Dive Brief:
- National Grid has selected tech and services company Itron to supply Advanced Metering Functionality to its customers in Massachusetts, a part of the state's broad plan to modernize its electric grid.
- The utility taped Itron’s OpenWay smart grid platform to meet the AMF objectives of its Grid Modernization Plan. Itron said its platform can provide access to near real-time data, outage and restoration notification, two-way communication and control capabilities.
- The Massachusetts Department of Public Utilities must approve National Grid's recommendation, which it made as part of a decade-long grid modernization plan filed with regulators. The deal is also contingent on the two parties agreeing to a contract.
Dive Insight:
Massachusetts ratepayers have some of the highest electricity prices in the nation and face persistent threats from storms and frigid winters, leading the state's regulators to direct investor-owned utilities to file grid modernization plans that require 10-year strategies and five-year short-term infrastructure plans.
National Grid proposed four different scenarios, potentially costing up to $1 billion in a “balanced approach” that captures all of the grid modernization ideas set out by the DPU, including a push to install advanced metering in every home within five years.
Tapping Itron to supply those meters is the next step in the process, though it still hinges on regulatory approval.
Itron issued a statement saying following a successful pilot program in Worcester, Mass., National Grid’s proposal "could bring Itron’s smart grid technology to the rest of its 1.3 million customers in Massachusetts."
Itron would also design and implement a comprehensive communications network and cyber security infrastructure, to work alongside the utility's modernization plan.

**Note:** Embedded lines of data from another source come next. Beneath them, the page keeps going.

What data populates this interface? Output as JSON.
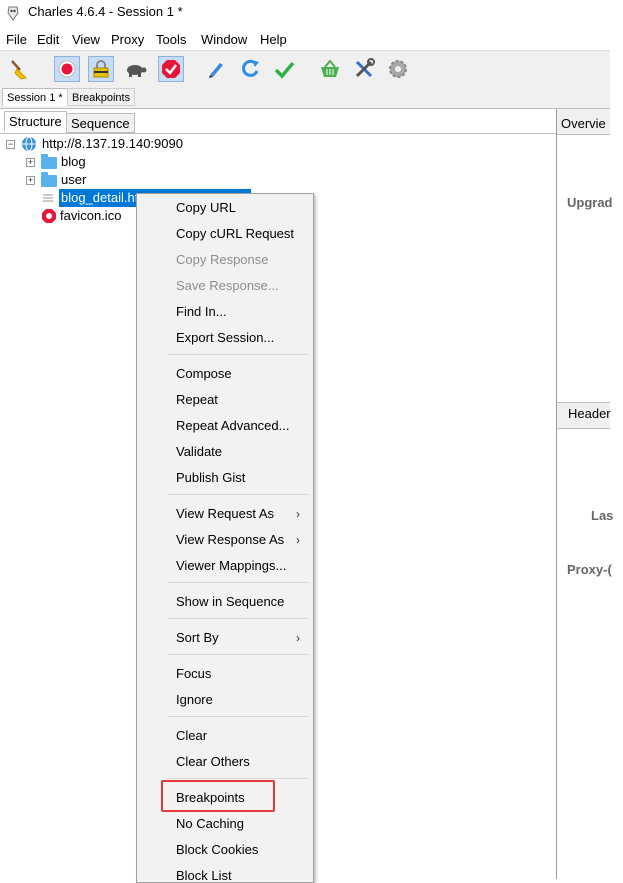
{
  "window": {
    "title": "Charles 4.6.4 - Session 1 *"
  },
  "menubar": [
    "File",
    "Edit",
    "View",
    "Proxy",
    "Tools",
    "Window",
    "Help"
  ],
  "toolbar": {
    "buttons": [
      "broom-icon",
      "record-icon",
      "ssl-proxy-lock-icon",
      "throttle-turtle-icon",
      "breakpoints-icon",
      "edit-pen-icon",
      "repeat-refresh-icon",
      "validate-check-icon",
      "basket-icon",
      "tools-icon",
      "settings-gear-icon"
    ]
  },
  "session_tabs": [
    "Session 1 *",
    "Breakpoints"
  ],
  "left_tabs": [
    "Structure",
    "Sequence"
  ],
  "tree": {
    "host": "http://8.137.19.140:9090",
    "children": [
      "blog",
      "user",
      "blog_detail.ht",
      "favicon.ico"
    ]
  },
  "right_panel": {
    "tab_top": "Overvie",
    "label_upgrade": "Upgrad",
    "tab_headers": "Header",
    "label_last": "Las",
    "label_proxy": "Proxy-("
  },
  "context_menu": {
    "items": [
      "Copy URL",
      "Copy cURL Request",
      "Copy Response",
      "Save Response...",
      "Find In...",
      "Export Session...",
      "Compose",
      "Repeat",
      "Repeat Advanced...",
      "Validate",
      "Publish Gist",
      "View Request As",
      "View Response As",
      "Viewer Mappings...",
      "Show in Sequence",
      "Sort By",
      "Focus",
      "Ignore",
      "Clear",
      "Clear Others",
      "Breakpoints",
      "No Caching",
      "Block Cookies",
      "Block List"
    ],
    "disabled": [
      "Copy Response",
      "Save Response..."
    ],
    "submenu_arrow": "›"
  },
  "colors": {
    "selection": "#0078d7",
    "highlight_box": "#e53935",
    "folder": "#5ab1ef"
  }
}
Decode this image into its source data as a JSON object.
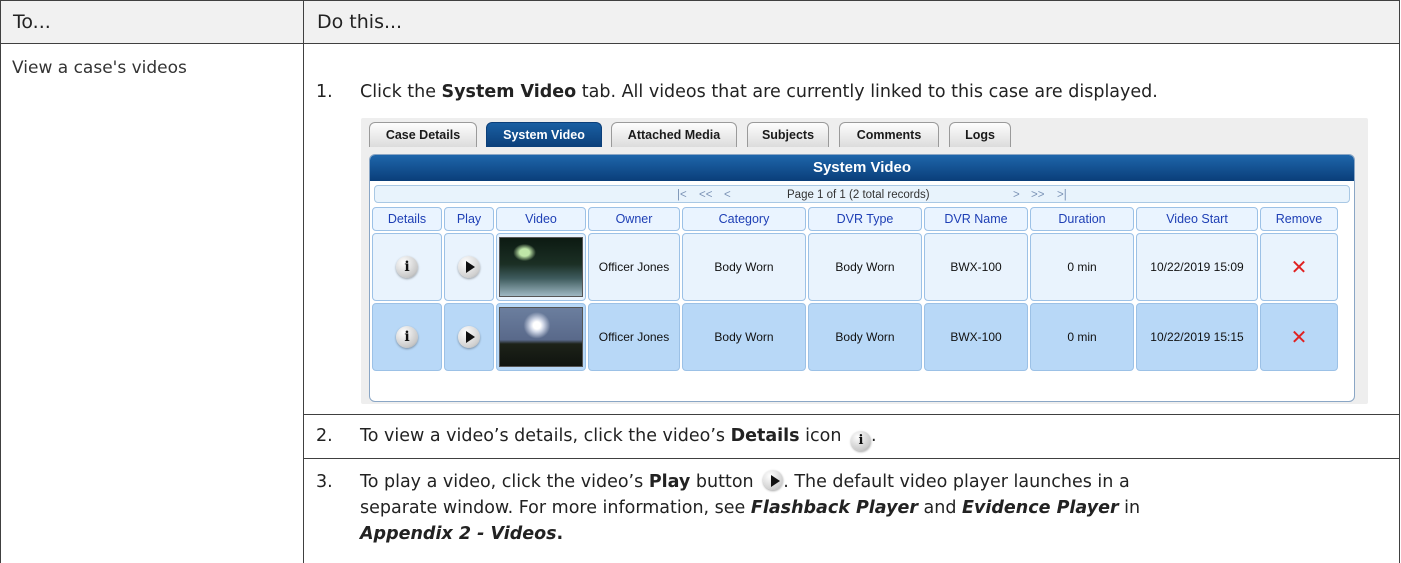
{
  "header": {
    "col1": "To...",
    "col2": "Do this..."
  },
  "row": {
    "task": "View a case's videos"
  },
  "steps": [
    {
      "num": "1.",
      "pre": "Click the ",
      "bold": "System Video",
      "post": " tab. All videos that are currently linked to this case are displayed."
    },
    {
      "num": "2.",
      "pre": "To view a video’s details, click the video’s ",
      "bold": "Details",
      "post": " icon ",
      "end": "."
    },
    {
      "num": "3.",
      "pre": "To play a video, click the video’s ",
      "bold": "Play",
      "post": " button ",
      "end": ". The default video player launches in a",
      "line2_pre": "separate window. For more information, see ",
      "line2_b1": "Flashback Player",
      "line2_mid": " and ",
      "line2_b2": "Evidence Player",
      "line2_post": " in",
      "line3_b": "Appendix 2 - Videos",
      "line3_post": "."
    }
  ],
  "app": {
    "tabs": [
      "Case Details",
      "System Video",
      "Attached Media",
      "Subjects",
      "Comments",
      "Logs"
    ],
    "active_tab": "System Video",
    "panel_title": "System Video",
    "pager": {
      "first": "|<",
      "prev_prev": "<<",
      "prev": "<",
      "text": "Page 1 of 1 (2 total records)",
      "next": ">",
      "next_next": ">>",
      "last": ">|"
    },
    "columns": [
      "Details",
      "Play",
      "Video",
      "Owner",
      "Category",
      "DVR Type",
      "DVR Name",
      "Duration",
      "Video Start",
      "Remove"
    ],
    "rows": [
      {
        "owner": "Officer Jones",
        "category": "Body Worn",
        "dvr_type": "Body Worn",
        "dvr_name": "BWX-100",
        "duration": "0 min",
        "video_start": "10/22/2019 15:09",
        "remove": "✕"
      },
      {
        "owner": "Officer Jones",
        "category": "Body Worn",
        "dvr_type": "Body Worn",
        "dvr_name": "BWX-100",
        "duration": "0 min",
        "video_start": "10/22/2019 15:15",
        "remove": "✕"
      }
    ],
    "icons": {
      "details": "info-icon",
      "play": "play-icon",
      "remove": "remove-x-icon"
    },
    "colors": {
      "tab_active": "#0b3f7a",
      "header_text": "#1e3fb5",
      "row_alt": "#b8d8f7",
      "remove": "#e02222"
    }
  }
}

"The multi-purpose network, if approved, will support multiple smart grid applications, including grid monitoring, Volt VAR optimization, advanced distribution automation, demand response, distributed generation, theft detection, smart metering and consumer programs," Itron said. "If approved, National Grid will be positioned to enhance the reliability and resiliency of electricity service in the face of increasingly extreme weather, and empower consumers with opportunities to better manage and reduce electricity costs."